Don’t know what to do.

son is 14 and has never been a very smart judge of character. I am very concerned about some of his school friends. It started off that he would go to town with them after school and on two occasions I saw him and the group being followed around by security guards! There were also a couple of incidents where he was rude to me in front of them and didn’t come home when he was supposed to. He is banned from going to town with them now.

thing is, he doesn’t get in much trouble at school, but I sometimes check his phone and tonight I saw that he is having a phone conversation with a friend, someone who is on the fringes of this group but seems more sensible. He told my son that one of the boys he hangs around with ‘has gone into management’ and that if he ‘snitches’ my son will be suspended. Suspended for what I have no idea but i am now really worried.

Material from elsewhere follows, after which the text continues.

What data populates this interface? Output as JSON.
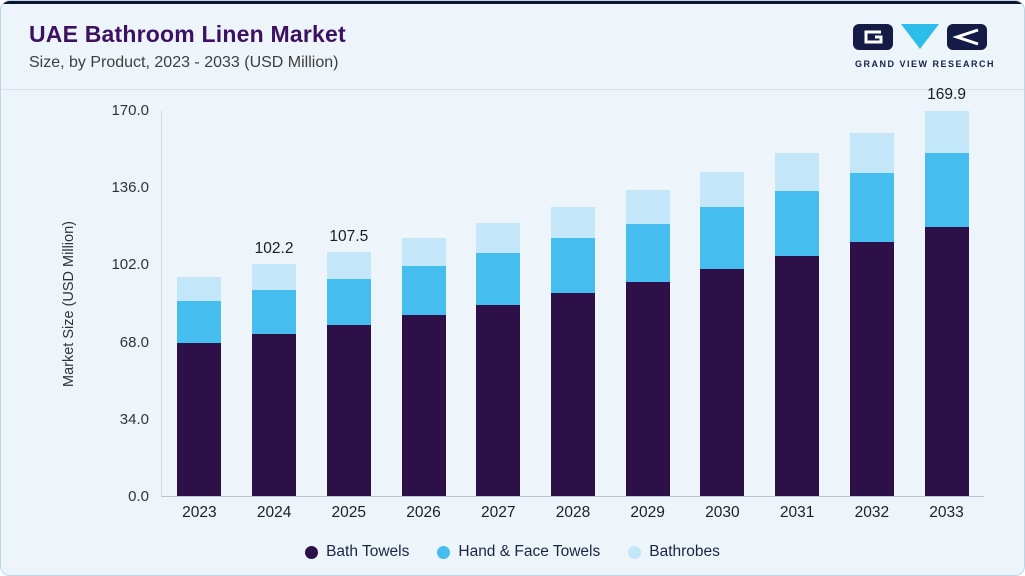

what do i do? How do I handle this? How can i get him to make smart decisions? Despite having two sensible parents who have tried to steer him on the right path my son seems to continually make bad decisions about friends and what he says and does. I’m so sick of it.

OP posts:
VeryDeepEverything · 12/02/2025 22:59

Blimey, could it be county lines type stuff?

Trying to imagine what jargon that conversation could be connected to and that's what springs to mind... But that's worse case scenario, hopefully nothing so scary as that.

I'd be tempted to dig deeper if it was my son though, just so you know what you're dealing with.

Lighteningstrikes · 12/02/2025 23:10

Subtly steer him away from bad boys.

Get him doing positive and rewarding things. Use up that energy. Sport is great for this, where there’s fresh air and positive energy with positive youngsters that are a good influence.

Now is the time to do it. Good luck 💐

MoSalahsBeard · 13/02/2025 07:27

Update. Turns out he has been vaping. So upset with him. He has asthma and this was such a dumb decision.

he's always been drawn to the idiots at school. Always. He’s made friends with some trouble makers and been sharing vapes with them.

I got about 5 hours sleep and I don’t know what to do with him. He’s completely untrustworthy and has let me down so many times. Not sure if we should move him to another school or what.

OP posts:
frozendaisy · 13/02/2025 08:52

To be honest there is only so much you can do
I would tell him if he fucks up his life there will come a point that you as parents will not be able or willing to bail him out.

A few cheap thrills as a teenager might seem like all fun and giggles now but if he gets a police record there are many countries you won’t get a visa for to even visit never mind work. If he flunks school he will either spend a lot of time trying to catch up whilst other people his own age progress with their lives and careers and have money to go out, travel, buy a car etc. or he will be in lower paid work, never having choices and again just still be behind and a life of crime might pay well until they throw you in prison and then you will be truly screwed.

Not sure how much of that is actually true but basically scare(?) him into thinking about his life choices. He wants to act like a big man, then treat him like one.